A study on MRI findings and outcome in lumbar spinal stenosis patients from the NORDSTEN cohort
Abstract
Background: LSS is a clinical condition congruent with a narrowing of the spinal canal and consequently compression of neural and vascular structures at the affected level. The condition is estimated to be symptomatic in 103 million people worldwide (1). The regular symptoms includes neurogenic claudication, radiating pain and flection relief. Earlier studies proclaim good to excellent outcomes after surgery for LSS in the 60-80 % range, measured with commonly used PROMs (2, 3).
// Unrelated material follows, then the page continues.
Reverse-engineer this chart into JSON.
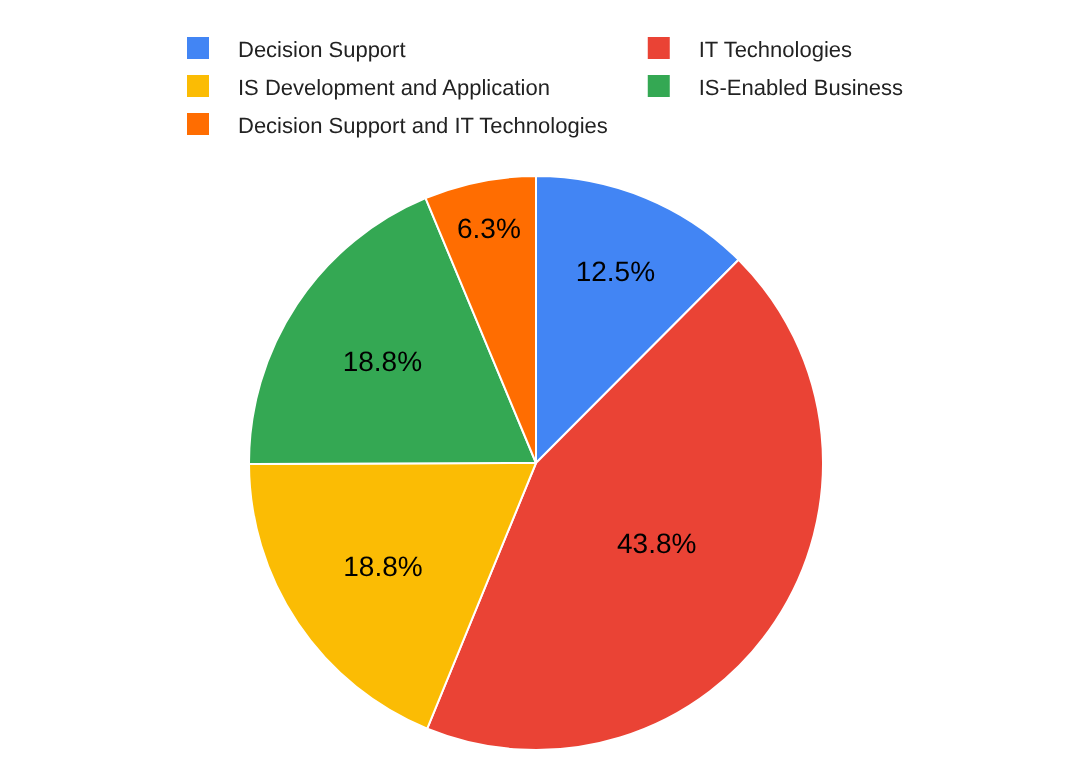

Methods: We investigated preoperative MRI findings, patient symptoms and outcomes in patients with LSS. The included patients are from the NORwegian Degenerative spondylolisthesis and spinal STENosis (NORDSTEN) study, a large multicentre study evaluating clinical outcomes of different surgical treatment options for LSS. The NORDSTEN study consists of 3 arms:
1. Spinal stenosis trail (SST)
2. The degenerative spondylolisthesis trail (DST)
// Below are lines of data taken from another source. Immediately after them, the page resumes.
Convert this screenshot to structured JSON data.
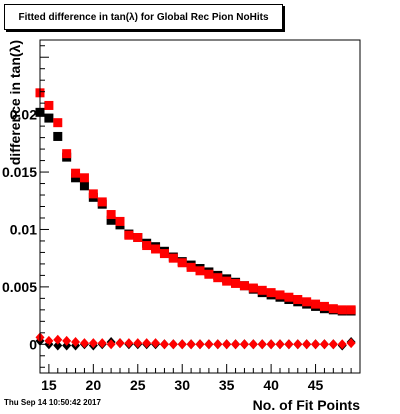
{
  "title": "Fitted difference in tan(λ) for Global Rec Pion NoHits",
  "timestamp": "Thu Sep 14 10:50:42 2017",
  "colors": {
    "series1": "#000000",
    "series2": "#ff0000",
    "frame": "#000000"
  },
  "chart_data": {
    "type": "scatter",
    "xlabel": "No. of Fit Points",
    "ylabel": "difference in tan(λ)",
    "xlim": [
      14,
      50
    ],
    "ylim": [
      -0.0025,
      0.0265
    ],
    "grid": false,
    "legend": "none",
    "x_ticks": [
      15,
      20,
      25,
      30,
      35,
      40,
      45
    ],
    "x_tick_labels": [
      "15",
      "20",
      "25",
      "30",
      "35",
      "40",
      "45"
    ],
    "y_ticks": [
      0,
      0.005,
      0.01,
      0.015,
      0.02
    ],
    "y_tick_labels": [
      "0",
      "0.005",
      "0.01",
      "0.015",
      "0.02"
    ],
    "x": [
      14,
      15,
      16,
      17,
      18,
      19,
      20,
      21,
      22,
      23,
      24,
      25,
      26,
      27,
      28,
      29,
      30,
      31,
      32,
      33,
      34,
      35,
      36,
      37,
      38,
      39,
      40,
      41,
      42,
      43,
      44,
      45,
      46,
      47,
      48,
      49
    ],
    "series": [
      {
        "marker": "square",
        "color": "#000000",
        "values": [
          0.0202,
          0.0197,
          0.0181,
          0.0163,
          0.0145,
          0.0138,
          0.0128,
          0.0122,
          0.0108,
          0.0104,
          0.0096,
          0.0093,
          0.0088,
          0.0085,
          0.0081,
          0.0076,
          0.0072,
          0.0069,
          0.0066,
          0.0063,
          0.006,
          0.0057,
          0.0054,
          0.0051,
          0.0048,
          0.0045,
          0.0043,
          0.0041,
          0.0039,
          0.0037,
          0.0035,
          0.0033,
          0.0031,
          0.003,
          0.0029,
          0.0029
        ]
      },
      {
        "marker": "square",
        "color": "#ff0000",
        "values": [
          0.0219,
          0.0208,
          0.0193,
          0.0166,
          0.0149,
          0.0145,
          0.0131,
          0.0124,
          0.0113,
          0.0107,
          0.0095,
          0.0093,
          0.0086,
          0.0083,
          0.0079,
          0.0075,
          0.0071,
          0.0067,
          0.0064,
          0.0061,
          0.0058,
          0.0055,
          0.0053,
          0.0051,
          0.0049,
          0.0047,
          0.0045,
          0.0043,
          0.0041,
          0.0039,
          0.0037,
          0.0035,
          0.0033,
          0.0031,
          0.003,
          0.003
        ]
      },
      {
        "marker": "diamond",
        "color": "#000000",
        "values": [
          0.0003,
          0.0,
          -0.0001,
          -0.0001,
          -0.0001,
          0.0,
          -0.0001,
          0.0,
          0.0002,
          0.0001,
          0.0,
          0.0,
          0.0,
          0.0,
          0.0,
          0.0,
          0.0,
          0.0,
          0.0,
          0.0,
          0.0,
          0.0,
          0.0,
          0.0,
          0.0,
          0.0,
          0.0,
          0.0,
          0.0,
          0.0,
          0.0,
          0.0,
          0.0,
          0.0,
          -0.0001,
          0.0002
        ]
      },
      {
        "marker": "diamond",
        "color": "#ff0000",
        "values": [
          0.0006,
          0.0003,
          0.0004,
          0.0003,
          0.0002,
          0.0001,
          0.0001,
          0.0001,
          0.0,
          0.0001,
          0.0001,
          0.0001,
          0.0001,
          0.0001,
          0.0,
          0.0,
          0.0,
          0.0,
          0.0,
          0.0,
          0.0,
          0.0,
          0.0,
          0.0,
          0.0,
          0.0,
          0.0,
          0.0,
          0.0,
          0.0,
          0.0,
          0.0,
          0.0,
          0.0,
          0.0,
          0.0001
        ]
      }
    ]
  }
}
3. The observational trail (OC)
The investigated cohort is from the NORDSTEN Spinal Stenosis Trial (SST), which included 437 LSS patients without spondylolisthesis eligible for surgery (4). In order to identify potential radiological predictors, we used multivariable regression models adjusted for patients’ gender, age, smoking status and weight/BMI. Patient reported outcome measures (PROMs) i.e. Oswestry Disability Index (ODI), Zurich Claudication Questionnaire (ZCQ) and Numeric rating scale (NRS) for back and leg pain were collected both before surgery and at 2-year follow-up. We dichotomised each radiological parameter into a non-to moderate/moderate or severe category. In the first paper, we investigated a broad range of MRI findings and potential associations with preoperative symptom severity in a crosssectional study design. In the second paper, we investigated MRI findings and their potential predicative effect on improving PROMs after surgery. In the third paper, we investigated the association between additional foraminal stenosis at level of LSS and outcome. Both paper 2 and 3 are observational cohort studies.
Results: We detected no clinically relevant associations between preoperative MRI findings and symptom severity. When dichotomizing the ODI score with a cut-off value of minimum 30 % postoperative improvement, severe disc degeneration was associated with approximately half the chance of achieving the improvement goal. We also detected a sixfold chance of failing to achieve the targeted goal of ≥ 30 % improvement on ODI if severe foraminal stenosis was observed preoperatively.
Conclusion: In the investigated cohort consisting of patients with symptomatic LSS there were no relevant association between MRI findings and symptom severity. Severe disc degeneration and severe foraminal stenosis were associated with less improvement after surgery.